Petani seumur-umur jadi tukang sewa


Petani Menyewa ”Tanah Pemerintah” pada era Pemerintahan Kolonial

Dua kebijakan pokok yang dirasakan sangat berpengaruh besar - bahkan hingga saat ini - pada masa pemerintahan kolonial, adalah pengenaan pajak tanah dan mulai berlakunya sistem penyewaan tanah dalam jangka panjang (25 –30 tahun) yang dikenal dengan erfpacht atau tanah dengan Hak Guna Usaha (HGU). Pemerintah kolonial bekerjasama dengan golongan elit feodal (para bupati). Pajak tanah dimulai ketika masa Gubernur Jenderal Raffles. Saat itu, seluruh tanah dianggap sebagai tanah desa, sehingga pemerintah desa menarik pajak tanah berupa natura dari penduduk.

   Lalu, pemerintah Belanda mengeluarkan Undang-Undang Agararia tahun 1870 (Agrarische Wet). Peraturan ini bersifat dualistis, dimana bagi orang asing berlaku hukum Barat, sedangkan bagi rakyat Indonesia berlaku hukum adat. UU ini menjamin kepemilikan pribumi atas hak-hak adat, serta memungkinkan penduduk untuk mendapatkan hak pribadi. Mulai saat itu, dimungkinkan untuk memiliki mutlak (hak eigendom) termasuk hak untuk menyewakannya ke pihak lain. Tujuan untuk melindungi dan memperkuat hak atas tanah bagi bangsa Indonesia asli, ternyata jauh dari harapan (Wiradi, 2000). Apalagi ditambah sikap para raja dan sultan baik di Jawa maupun di Luar Jawa yang lebih tergiur untuk memberikan konsesi kepada para penguasa swasta asing, dibanding memberikannya ke warga sendiri. Konflik pertanahan antara pihak swasta yang didukung pemerintah dengan masyarakat sudah mulai terjadi.

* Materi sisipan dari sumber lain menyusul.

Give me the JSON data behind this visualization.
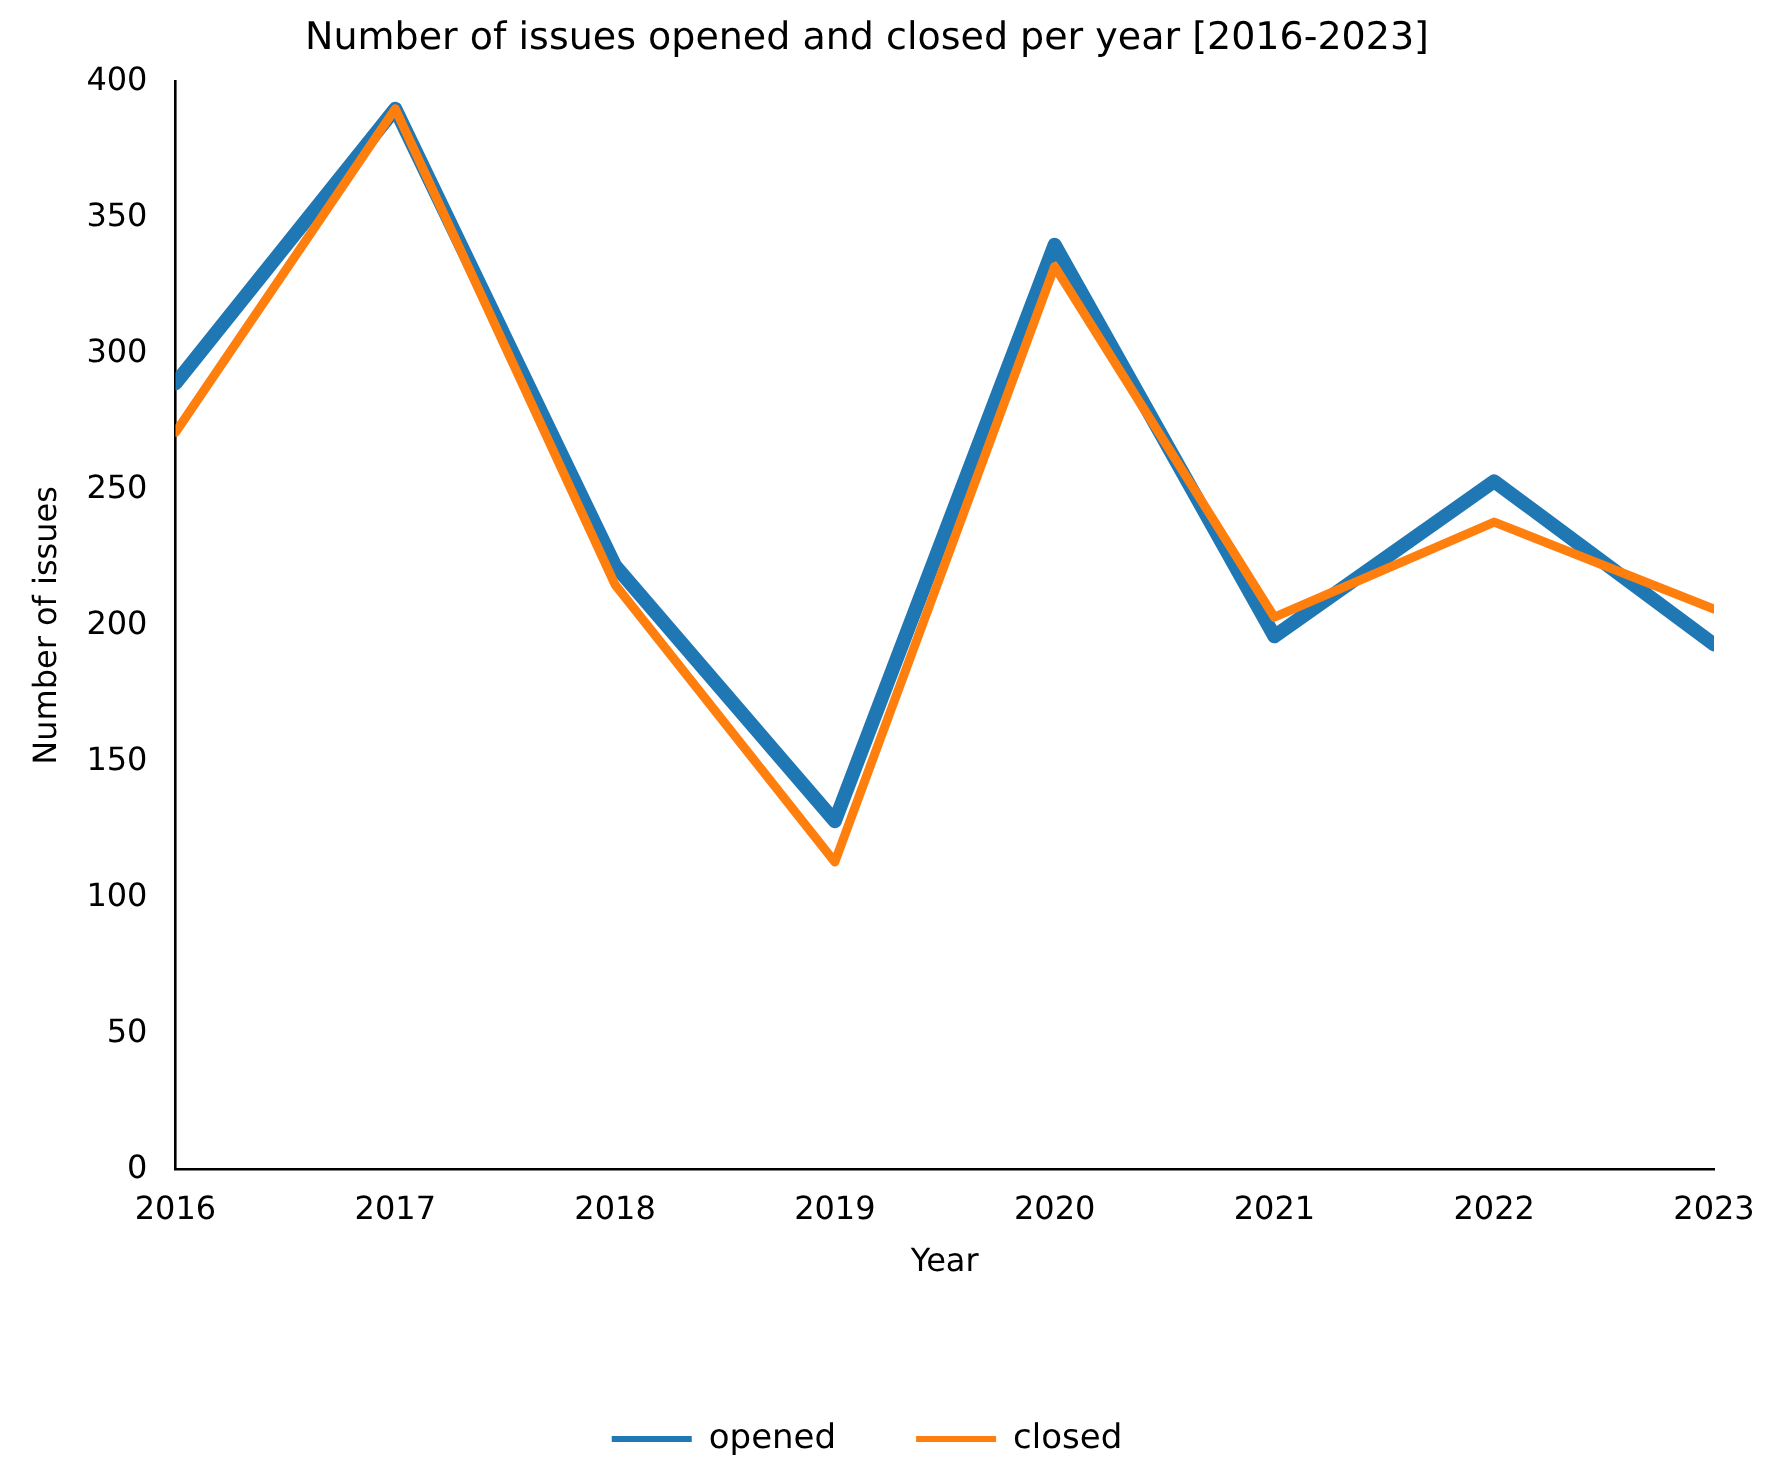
{
  "chart_data": {
    "type": "line",
    "title": "Number of issues opened and closed per year [2016-2023]",
    "xlabel": "Year",
    "ylabel": "Number of issues",
    "x": [
      2016,
      2017,
      2018,
      2019,
      2020,
      2021,
      2022,
      2023
    ],
    "series": [
      {
        "name": "opened",
        "color": "#1f77b4",
        "values": [
          289,
          390,
          222,
          128,
          340,
          196,
          253,
          193
        ]
      },
      {
        "name": "closed",
        "color": "#ff7f0e",
        "values": [
          271,
          390,
          215,
          113,
          332,
          203,
          238,
          206
        ]
      }
    ],
    "xlim": [
      2016,
      2023
    ],
    "xticks": [
      2016,
      2017,
      2018,
      2019,
      2020,
      2021,
      2022,
      2023
    ],
    "ylim": [
      0,
      400
    ],
    "yticks": [
      0,
      50,
      100,
      150,
      200,
      250,
      300,
      350,
      400
    ],
    "grid": false,
    "legend": "bottom",
    "marker": "none",
    "line_style": "solid"
  }
}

   Era berikutnya, dengan asumsi bahwa tanah adalah milik Belanda, pemerintah melakukan kebijakan sistem sewa tanah kepada petani (Fauzi, 1999: 28). Sistem sewa ini pada dasarnya agar dapat memberikan  kebebasan dan kepastian hukum serta merangsang untuk menanam tanaman dagang kepada petani, bukan benar-benar memberikan penguasaan lahan yang riel kepada petani.

   Jadi, dengan pola penguasaan disewa atau dengan pajak, masih bersifat sepihak yaitu untuk kepentingan diri Belanda belaka. Di era kerajaan maupun Belanda, kondisinya masih sama, petani tetaplah seorang penggarap dengan kewajiban menyerahkan sebagian hasilnya kepada pihak penguasa.

   Secara ringkas, sebagaimana dikatakan Husken (1998), pemilik tanah yang jumlahnya sedikit namun menguasai tanah sangat luas dan berkuasa mengatur proses produksi. Mereka memiliki akses kuat ke dunia politik dan menguasai tanah sawah dan pengatur tenaga kerja, sementara para petani sesungguhnya, yang mengolah tanah, memelihara tanaman, mengatur air, dan memanennya;  hanyalah pengikut yang powerless. Saat ini masih dapat dijumpai di Jawa beberapa orang dalam satu jaringan keluarga besar yang memiliki tanah sawah luas, terutama pada lokasi basis tebu di Jawa Tengah dan Timur.